Her love of Latin music was showcased on the next song, a samba style rhythm and she sang in what appeared to be a pseudo-Spanish vocalese. Mr. Veal changed from electric to upright bass and Mr. Lumbambo played a beautifully fluid flamenco-style guitar solo. Like all good entertainers Ms. Reeves tells a story. In this case the story was about her love of Latin music and about how when she would  listens to some of it, she would often times not understand a word the singer was saying. It didn't seem to matter since the soul of the song was all about the emotion and the rhythm that it evoked. Despite the lack of understandable lyrics, Ms Reeves proved that the music could connect to the audience on a very personal level wordlessly.

Ms. Reeves then introduced a song written by the young phenon bass player Esperanza Spalding, titled "Wild Rose." The song had a lilting, bouncy beat that had descending bridge, the perfect vehicle for Ms. Reeves, who can navigate swift changes with the aplomb of a seasoned sea captain in treacherous waters. Ms.Carrington accentuated the music while a series of rolling toms as Mr. Martin comped on what sounded like a Rhodes electric piano.

The next song, the powerful, "I've Grown Cold," started with Ms. Reeves speaking to the audience about the meaning of the song's lyrics, a true ending of a relationship. Mr. Veal produced a thumping lead-in bass line and contributed an accompanying duet vocal with Ms Reeves on the chorus.

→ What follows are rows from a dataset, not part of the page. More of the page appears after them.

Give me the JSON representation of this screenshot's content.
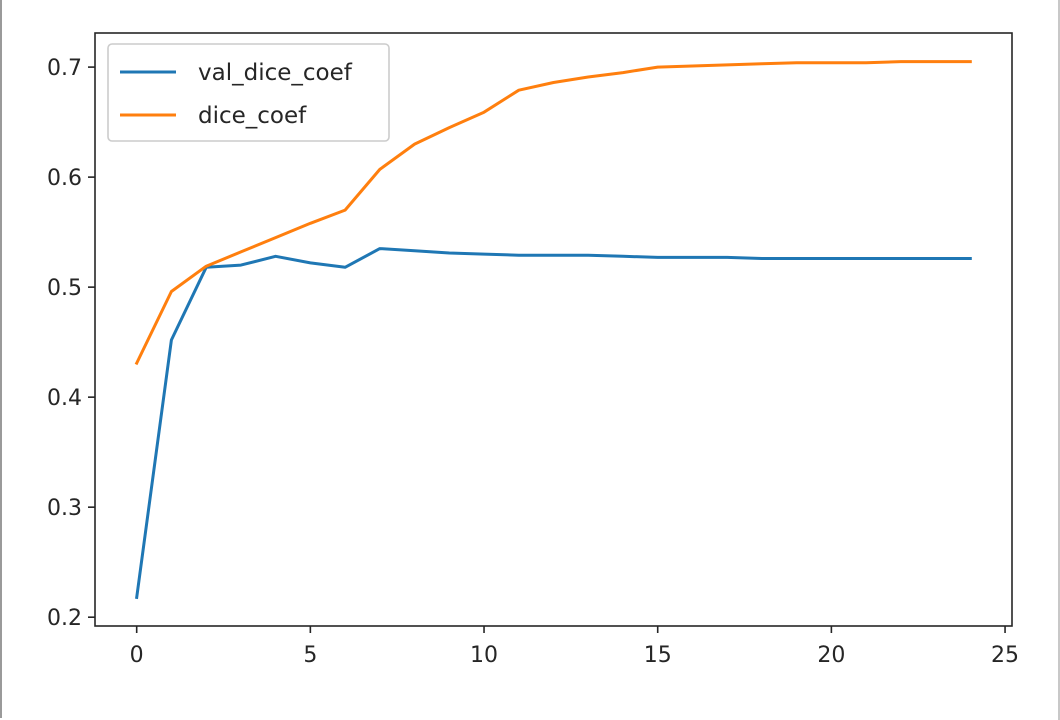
{
  "chart_data": {
    "type": "line",
    "title": "",
    "xlabel": "",
    "ylabel": "",
    "xlim": [
      -1.2,
      25.2
    ],
    "ylim": [
      0.192,
      0.731
    ],
    "xticks": [
      0,
      5,
      10,
      15,
      20,
      25
    ],
    "xtick_labels": [
      "0",
      "5",
      "10",
      "15",
      "20",
      "25"
    ],
    "yticks": [
      0.2,
      0.3,
      0.4,
      0.5,
      0.6,
      0.7
    ],
    "ytick_labels": [
      "0.2",
      "0.3",
      "0.4",
      "0.5",
      "0.6",
      "0.7"
    ],
    "grid": false,
    "legend_position": "top-left",
    "x": [
      0,
      1,
      2,
      3,
      4,
      5,
      6,
      7,
      8,
      9,
      10,
      11,
      12,
      13,
      14,
      15,
      16,
      17,
      18,
      19,
      20,
      21,
      22,
      23,
      24
    ],
    "series": [
      {
        "name": "val_dice_coef",
        "color": "#1f77b4",
        "values": [
          0.218,
          0.452,
          0.518,
          0.52,
          0.528,
          0.522,
          0.518,
          0.535,
          0.533,
          0.531,
          0.53,
          0.529,
          0.529,
          0.529,
          0.528,
          0.527,
          0.527,
          0.527,
          0.526,
          0.526,
          0.526,
          0.526,
          0.526,
          0.526,
          0.526
        ]
      },
      {
        "name": "dice_coef",
        "color": "#ff7f0e",
        "values": [
          0.431,
          0.496,
          0.519,
          0.532,
          0.545,
          0.558,
          0.57,
          0.607,
          0.63,
          0.645,
          0.659,
          0.679,
          0.686,
          0.691,
          0.695,
          0.7,
          0.701,
          0.702,
          0.703,
          0.704,
          0.704,
          0.704,
          0.705,
          0.705,
          0.705
        ]
      }
    ]
  }
}
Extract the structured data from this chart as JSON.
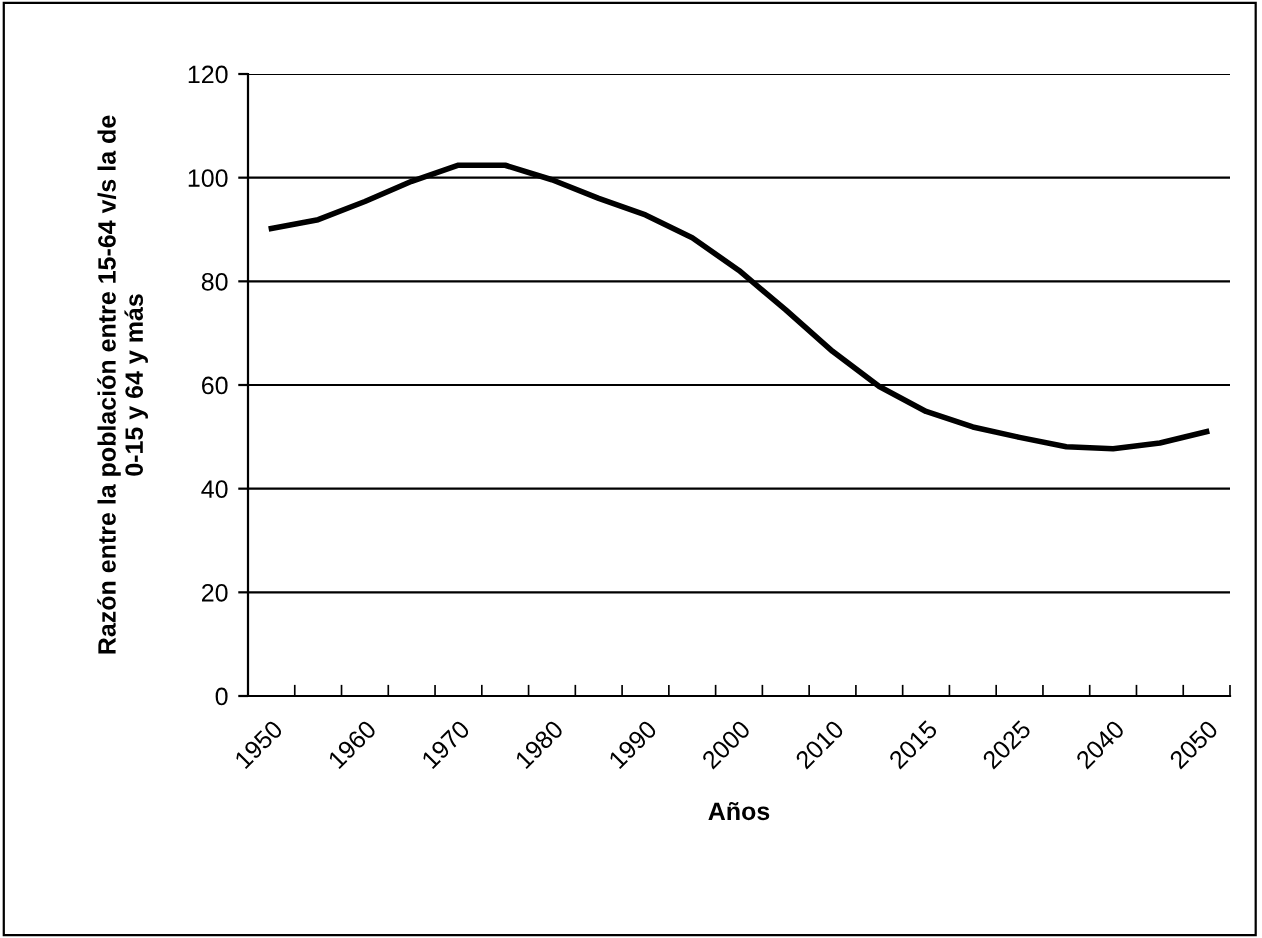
{
  "chart_data": {
    "type": "line",
    "xlabel": "Años",
    "ylabel": "Razón entre la población entre 15-64 v/s la de\n0-15 y 64 y más",
    "categories": [
      "1950",
      null,
      "1960",
      null,
      "1970",
      null,
      "1980",
      null,
      "1990",
      null,
      "2000",
      null,
      "2010",
      null,
      "2015",
      null,
      "2025",
      null,
      "2040",
      null,
      "2050"
    ],
    "series": [
      {
        "color": "#000000",
        "values": [
          90.2,
          91.9,
          95.4,
          99.3,
          102.4,
          102.4,
          99.6,
          96,
          92.8,
          88.4,
          82.1,
          74.5,
          66.5,
          59.7,
          54.9,
          51.9,
          49.9,
          48.1,
          47.7,
          48.8,
          51
        ]
      }
    ],
    "ylim": [
      0,
      120
    ],
    "yticks": [
      0,
      20,
      40,
      60,
      80,
      100,
      120
    ],
    "grid": "y",
    "legend": false,
    "marker": "none",
    "line_style": "solid"
  }
}
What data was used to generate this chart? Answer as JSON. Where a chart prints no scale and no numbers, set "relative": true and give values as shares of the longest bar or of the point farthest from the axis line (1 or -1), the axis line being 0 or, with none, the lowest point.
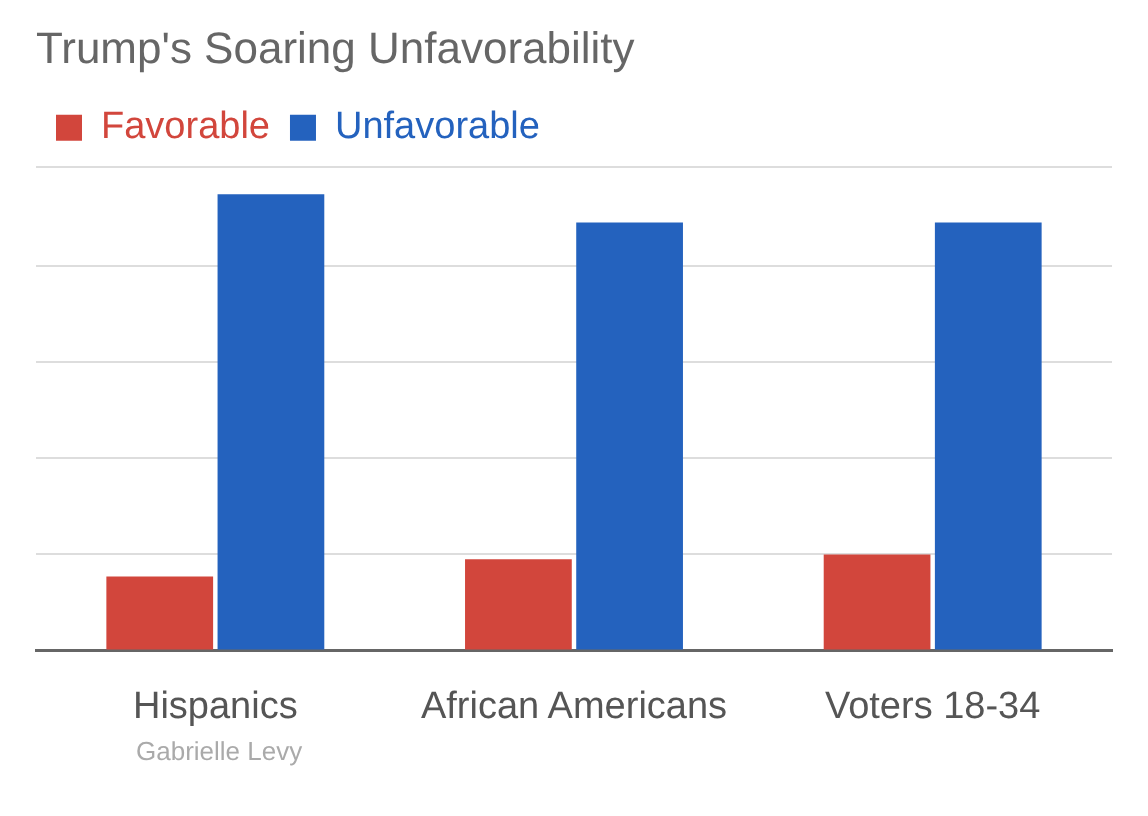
{
  "chart_data": {
    "type": "bar",
    "title": "Trump's Soaring Unfavorability",
    "categories": [
      "Hispanics",
      "African Americans",
      "Voters 18-34"
    ],
    "relative": true,
    "grid": "y",
    "legend": "top left",
    "series": [
      {
        "name": "Favorable",
        "color": "#d2463c",
        "values": [
          0.162,
          0.2,
          0.21
        ]
      },
      {
        "name": "Unfavorable",
        "color": "#2462be",
        "values": [
          1,
          0.938,
          0.938
        ]
      }
    ],
    "annotations": [
      "Gabrielle Levy"
    ]
  }
}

Introducing the Brazilian guitarist Romero Lumbambo as her brother from another mother, Ms. Reeves started the unnamed bossa by vocalizing, almost operatically, over Mr. Lumbambo's breezy guitar rhythms. Ms. Reeves affinity for both Latin and Brazilian music is clearly reinforced by Lumbambo presence in her band . He offers a creative counter voice to Ms. Reeves and the two share a musical symbiosis that Downbeat's John Murph likened to the relationship Billie Holiday had with Lester Young.

One of the highlights of the show was Ms. Reeves creative rendition of Bob Marley's classic
"Waiting In Vain." The familiar reggae tune was brought to life by Mr. Martin's stirring piano solo, Mr. Veal's rock steady pulse and Ms. Carrington's propelling drums. But it was all Ms. Reeves show as she wailed "Ooo girl" Ooo girl" with convincing anguish and then went into an authentic Jamaican rap that had the crowd swaying. All we needed was a rum cocktail with a tiny umbrella to complete the journey.

The finale was a slow blues burner that allowed Ms. Reeves to beckon on her Gospel and blues roots. "Your Love is King" featured some soulful organ work by Peter Martin and a scorching Lumbambo solo on electric guitar that was a tour-de-force of melancholic artistry. Ms. Reeves can belt out the blues with the best of them, getting a raspy, snarling sound at will and singing with the command of a Baptist preacher at a revival meeting.The concert was a huge success as Ms. Reeves once again proved she is the premier female jazz vocalist of her generation. If you haven't yet caught her she will be performing with her marvelous quartet at the Tarrytown Music Hall on September 28, 2013. A word to the wise, don't miss the chance to see this fantastic performer when you can.